WE have to learn the art of how to stay on course in our life so that we do not get distracted, confused, entangled and lost. For this, we have to be clear about what the real and ultimate purpose of our life is, as well as know how to relate everything in our life—both the good things and the bad—to this purpose.
This, of course, would require us to undertake regular review and updating of our plans and strategies through practices like daily examinations of conscience, monthly days of recollection, annual retreats, etc. And even during the day, we should make a number of pit stops to see if we are still on course or are already getting deviated from the proper way.

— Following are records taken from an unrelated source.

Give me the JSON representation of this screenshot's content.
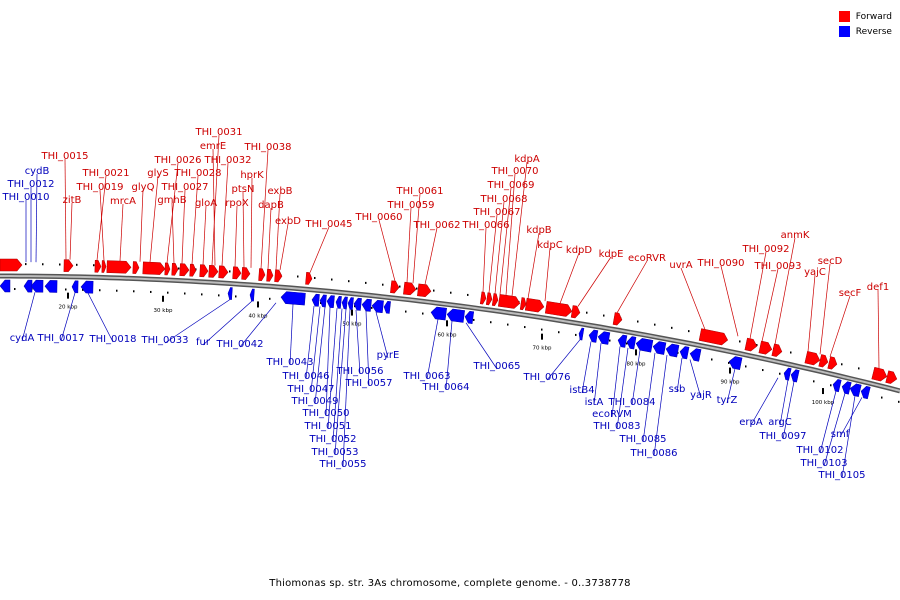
{
  "title": "Thiomonas sp. str. 3As chromosome, complete genome. - 0..3738778",
  "colors": {
    "forward": "#ff0000",
    "reverse": "#0000ff",
    "axis": "#888888",
    "forward_label": "#cc0000",
    "reverse_label": "#0000bb"
  },
  "legend": {
    "items": [
      {
        "label": "Forward",
        "color": "#ff0000"
      },
      {
        "label": "Reverse",
        "color": "#0000ff"
      }
    ]
  },
  "scale_ticks": [
    {
      "label": "20 kbp",
      "kbp": 20
    },
    {
      "label": "30 kbp",
      "kbp": 30
    },
    {
      "label": "40 kbp",
      "kbp": 40
    },
    {
      "label": "50 kbp",
      "kbp": 50
    },
    {
      "label": "60 kbp",
      "kbp": 60
    },
    {
      "label": "70 kbp",
      "kbp": 70
    },
    {
      "label": "80 kbp",
      "kbp": 80
    },
    {
      "label": "90 kbp",
      "kbp": 90
    },
    {
      "label": "100 kbp",
      "kbp": 100
    }
  ],
  "forward_genes": [
    "THI_0015",
    "zitB",
    "THI_0021",
    "THI_0019",
    "mrcA",
    "glyQ",
    "glyS",
    "THI_0026",
    "gmhB",
    "THI_0027",
    "THI_0028",
    "gloA",
    "THI_0031",
    "emrE",
    "THI_0032",
    "rpoX",
    "ptsN",
    "hprK",
    "THI_0038",
    "dapB",
    "exbB",
    "exbD",
    "THI_0045",
    "THI_0060",
    "THI_0059",
    "THI_0061",
    "THI_0062",
    "THI_0066",
    "THI_0067",
    "THI_0068",
    "THI_0069",
    "THI_0070",
    "kdpA",
    "kdpB",
    "kdpC",
    "kdpD",
    "kdpE",
    "ecoRVR",
    "uvrA",
    "THI_0090",
    "THI_0092",
    "THI_0093",
    "anmK",
    "yajC",
    "secD",
    "secF",
    "def1"
  ],
  "reverse_genes_top": [
    "cydB",
    "THI_0012",
    "THI_0010"
  ],
  "reverse_genes": [
    "cydA",
    "THI_0017",
    "THI_0018",
    "THI_0033",
    "fur",
    "THI_0042",
    "THI_0043",
    "THI_0046",
    "THI_0047",
    "THI_0049",
    "THI_0050",
    "THI_0051",
    "THI_0052",
    "THI_0053",
    "THI_0055",
    "THI_0056",
    "THI_0057",
    "pyrE",
    "THI_0063",
    "THI_0064",
    "THI_0065",
    "THI_0076",
    "istB4",
    "istA",
    "ecoRVM",
    "THI_0083",
    "THI_0084",
    "THI_0085",
    "THI_0086",
    "ssb",
    "yajR",
    "tyrZ",
    "erpA",
    "argC",
    "THI_0097",
    "THI_0102",
    "THI_0103",
    "THI_0105",
    "smf"
  ]
}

We should always keep sharp our awareness that our life is actually something like a journey where we are expected to make daily progress on our way to our ultimate home or destination, which is to be with God in heaven. Yes, we have to realize deeply and abidingly that our life here on earth is also like a test God gives us, to see if what he wants us to be is also what we ourselves would like to be.
We are somehow reminded of this need of ours in the gospel of the Mass on Tuesday of the Third Week of Easter. (Jn 6,30-35) “I am the bread of life; whoever comes to me will never hunger, and whoever believes in me will never thirst,” Christ told a crowd of people, somehow telling us also that it should be Christ who should be the object of our real hunger and thirst.
Thus, we have to realize that we need to educate our biological or bodily functions, insofar as possible, such that they acquire a theological meaning and purpose and not just purely biological functions.
If we are truly serious in our Christian duty to make ourselves “another Christ” who is the pattern of our humanity and the redeemer of our damaged humanity, then the Christian transformation of our own selves should not only involve our spiritual faculties—our intelligence and will—but also our biological or bodily powers.
Thus, when we experience hunger for food or thirst for some drink, it should not just be food and drink that we should be interested in. We should not remain in the level of the material aspect of our life. Our hunger and thirst should also lead us to God.
For this to take place, we certainly need a kind of plan or program to keep our spiritual life alive and vibrant even as we go through the drudgery of the routine things or the excitement of new and challenging things.
We need to realize more seriously that more than feeding our body, we actually need to feed our soul which, being the principle of our life, is more important than the body. We are not just a biological being, like the plants and animals. We are human beings, persons with a rational nature and animated by a spiritual soul.
We need to discipline ourselves to follow a certain plan that would help us keep alive our awareness of our need to make Christ the constant focus and goal of our life. This would mean that we learn how to be in contemplative mode even as we immerse ourselves in our earthly affairs.
This is the way to properly stay on course in life!